Newly-appointed Election Commission (EC) chairman Azhar Harun has made it clear in his interview with The Star that one of his priorities is to change the public’s perception of the EC by cleaning up the electoral roll which has phantom voters.VIDEO: THE STAR/ASIA NEWS NETWORK

KUALA LUMPUR (THE STAR/ASIA NEWS NETWORK) - One of the priorities of Malaysia's incoming Election Commission (EC) chairman Azhar Harun is to change the public's perception of the EC by cleaning up the electoral roll.

Azhar said as there were perennial problems with the roll, he would be looking into this when he starts work on Friday (Sept 28), a day before nomination day for the Port Dickson by-election.

"We have to relook at those 104-year-olds who are still voting in our country," he said.

"Phantom voters... Somebody else may be carrying the IC to vote for them, although I do not know how prevalent this problem is," said Azhar, who is better known as Art Harun.

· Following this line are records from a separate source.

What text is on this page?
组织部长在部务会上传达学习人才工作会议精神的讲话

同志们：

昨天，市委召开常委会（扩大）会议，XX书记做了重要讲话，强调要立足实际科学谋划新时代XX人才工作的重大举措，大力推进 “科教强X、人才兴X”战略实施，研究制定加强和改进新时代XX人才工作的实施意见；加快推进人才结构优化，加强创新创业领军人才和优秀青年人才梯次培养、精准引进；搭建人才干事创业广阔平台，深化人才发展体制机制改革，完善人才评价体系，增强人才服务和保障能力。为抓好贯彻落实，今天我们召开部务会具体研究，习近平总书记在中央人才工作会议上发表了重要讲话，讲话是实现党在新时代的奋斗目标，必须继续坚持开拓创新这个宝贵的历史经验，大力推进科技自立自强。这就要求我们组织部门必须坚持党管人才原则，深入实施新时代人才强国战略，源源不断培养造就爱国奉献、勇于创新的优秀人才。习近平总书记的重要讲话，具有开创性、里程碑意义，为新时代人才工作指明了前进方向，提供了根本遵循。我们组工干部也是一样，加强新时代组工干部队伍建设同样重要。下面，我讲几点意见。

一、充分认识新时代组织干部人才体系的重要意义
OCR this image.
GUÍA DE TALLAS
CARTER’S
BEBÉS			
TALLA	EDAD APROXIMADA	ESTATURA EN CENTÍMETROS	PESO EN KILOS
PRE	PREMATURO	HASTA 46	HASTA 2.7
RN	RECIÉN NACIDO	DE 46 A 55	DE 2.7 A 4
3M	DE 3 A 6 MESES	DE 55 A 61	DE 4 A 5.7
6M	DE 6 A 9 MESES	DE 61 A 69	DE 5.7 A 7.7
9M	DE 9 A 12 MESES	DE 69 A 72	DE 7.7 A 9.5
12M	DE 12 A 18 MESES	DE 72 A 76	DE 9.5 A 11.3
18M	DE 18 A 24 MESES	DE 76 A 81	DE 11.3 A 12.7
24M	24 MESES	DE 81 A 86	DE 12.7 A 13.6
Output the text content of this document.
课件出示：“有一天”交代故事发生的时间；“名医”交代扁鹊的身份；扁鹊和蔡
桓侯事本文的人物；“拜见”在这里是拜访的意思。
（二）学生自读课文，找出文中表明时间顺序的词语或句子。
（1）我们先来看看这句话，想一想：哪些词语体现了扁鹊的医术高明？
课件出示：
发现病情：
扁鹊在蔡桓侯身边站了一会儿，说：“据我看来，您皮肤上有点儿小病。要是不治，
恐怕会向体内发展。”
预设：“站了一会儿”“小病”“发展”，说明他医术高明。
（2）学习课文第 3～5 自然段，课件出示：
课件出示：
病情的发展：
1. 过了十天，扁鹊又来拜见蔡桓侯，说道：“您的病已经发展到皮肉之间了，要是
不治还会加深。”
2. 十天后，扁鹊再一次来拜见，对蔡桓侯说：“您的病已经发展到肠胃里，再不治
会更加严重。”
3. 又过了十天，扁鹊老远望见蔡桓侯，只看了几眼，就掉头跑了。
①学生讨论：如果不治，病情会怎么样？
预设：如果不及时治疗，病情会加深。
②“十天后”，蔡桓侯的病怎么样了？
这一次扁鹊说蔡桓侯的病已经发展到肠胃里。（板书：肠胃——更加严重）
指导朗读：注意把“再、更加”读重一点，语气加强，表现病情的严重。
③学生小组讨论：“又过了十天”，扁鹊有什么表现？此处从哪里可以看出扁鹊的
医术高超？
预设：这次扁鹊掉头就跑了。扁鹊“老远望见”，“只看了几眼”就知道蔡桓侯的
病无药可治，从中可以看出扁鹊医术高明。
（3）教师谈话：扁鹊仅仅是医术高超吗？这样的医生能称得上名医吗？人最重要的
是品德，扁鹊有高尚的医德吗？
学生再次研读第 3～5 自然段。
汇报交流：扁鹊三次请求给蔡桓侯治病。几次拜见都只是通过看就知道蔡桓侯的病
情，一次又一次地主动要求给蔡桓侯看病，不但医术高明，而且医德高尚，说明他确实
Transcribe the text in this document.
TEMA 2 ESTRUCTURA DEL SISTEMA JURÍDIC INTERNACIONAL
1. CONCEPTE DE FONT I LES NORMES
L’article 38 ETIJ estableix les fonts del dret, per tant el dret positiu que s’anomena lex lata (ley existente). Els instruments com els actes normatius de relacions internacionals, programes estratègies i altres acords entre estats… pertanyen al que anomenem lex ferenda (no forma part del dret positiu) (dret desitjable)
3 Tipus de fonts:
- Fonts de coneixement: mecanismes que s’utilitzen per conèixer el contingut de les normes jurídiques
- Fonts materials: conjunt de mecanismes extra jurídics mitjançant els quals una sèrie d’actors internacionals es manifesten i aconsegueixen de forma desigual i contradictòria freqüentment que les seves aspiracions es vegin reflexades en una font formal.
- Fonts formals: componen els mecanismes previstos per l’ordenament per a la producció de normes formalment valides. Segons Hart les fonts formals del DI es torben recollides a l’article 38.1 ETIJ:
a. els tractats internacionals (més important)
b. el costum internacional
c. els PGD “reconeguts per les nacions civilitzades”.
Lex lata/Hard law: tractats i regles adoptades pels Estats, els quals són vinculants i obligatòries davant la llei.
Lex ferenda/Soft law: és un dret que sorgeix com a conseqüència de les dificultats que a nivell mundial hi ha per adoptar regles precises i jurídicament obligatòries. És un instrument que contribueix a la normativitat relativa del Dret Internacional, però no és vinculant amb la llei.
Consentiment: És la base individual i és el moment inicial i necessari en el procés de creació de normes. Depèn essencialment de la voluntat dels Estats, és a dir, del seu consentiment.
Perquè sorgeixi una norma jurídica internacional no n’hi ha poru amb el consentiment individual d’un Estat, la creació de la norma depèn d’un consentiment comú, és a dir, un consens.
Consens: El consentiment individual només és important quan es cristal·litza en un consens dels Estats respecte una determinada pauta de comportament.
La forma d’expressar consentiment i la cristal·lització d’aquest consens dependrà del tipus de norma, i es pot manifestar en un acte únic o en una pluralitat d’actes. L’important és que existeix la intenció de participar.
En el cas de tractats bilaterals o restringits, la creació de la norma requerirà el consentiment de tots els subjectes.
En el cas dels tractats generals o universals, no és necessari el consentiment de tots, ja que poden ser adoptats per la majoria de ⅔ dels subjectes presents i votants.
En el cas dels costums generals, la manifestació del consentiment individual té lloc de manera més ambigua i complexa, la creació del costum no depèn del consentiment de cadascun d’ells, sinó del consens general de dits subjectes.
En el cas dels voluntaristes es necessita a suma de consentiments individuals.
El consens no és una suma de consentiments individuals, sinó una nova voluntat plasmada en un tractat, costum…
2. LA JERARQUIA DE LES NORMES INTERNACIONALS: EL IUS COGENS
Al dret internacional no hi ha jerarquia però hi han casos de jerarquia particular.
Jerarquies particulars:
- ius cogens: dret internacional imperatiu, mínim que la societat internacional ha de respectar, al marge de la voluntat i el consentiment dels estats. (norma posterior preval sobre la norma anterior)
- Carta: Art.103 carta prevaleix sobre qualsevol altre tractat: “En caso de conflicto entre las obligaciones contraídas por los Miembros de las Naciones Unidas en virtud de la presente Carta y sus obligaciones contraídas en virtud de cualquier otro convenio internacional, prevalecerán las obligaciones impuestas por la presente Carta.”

He told The Star in an exclusive interview on Monday (Sept 24): "With regard to those 104-year-olds or 94-year-olds or whatever, there is an explanation. I have seen the explanation before.

"The National Registration did not inform the EC on the death of these people or they may have been dead but there is no death certificate. That's the problem.

"The EC cannot just look at the electoral roll and find the 104-year-olds and strike them out. We can't."


Azhar said with such problems, the EC was stuck as there were procedures that needed to be followed. He assured genuine voters that he would look into it and solve the problem.

With regard to the redelineation exercise that was done prior to the 14th general election, Azhar, 56, who is the first EC chairman from outside the civil service, said he would be consulting all stakeholders and would then decide on what to do with it.

He said he would be forming an engagement initiative within the EC where it would consult political parties - government or opposition - non-governmental organisations and civil society groups, among others.

"That is one of the initiatives that I am thinking of. We will then sit down with them, listen to whatever proposal they may have and we will then give due thought to consider them. And, if it is good for the country and for the democratic practices, then we will adopt and recommend to the government to do it," he said.

Azhar also intends to see better enforcement of the Election Offences Act as allegations of wrongdoing and bribery had been prevalent in previous elections.

"There must be a clear line drawn to what a caretaker government may or may not do - from the onset of election until the election day," he said.

He also called the workforce of the EC the "unsung heroes" who have taken on the mammoth task of organising elections.

However, he said it was due to the bad policies of the EC policymakers that had tarnished its reputation.

"I have to shield them... it is my responsibility to correct the policies. That's how I see it."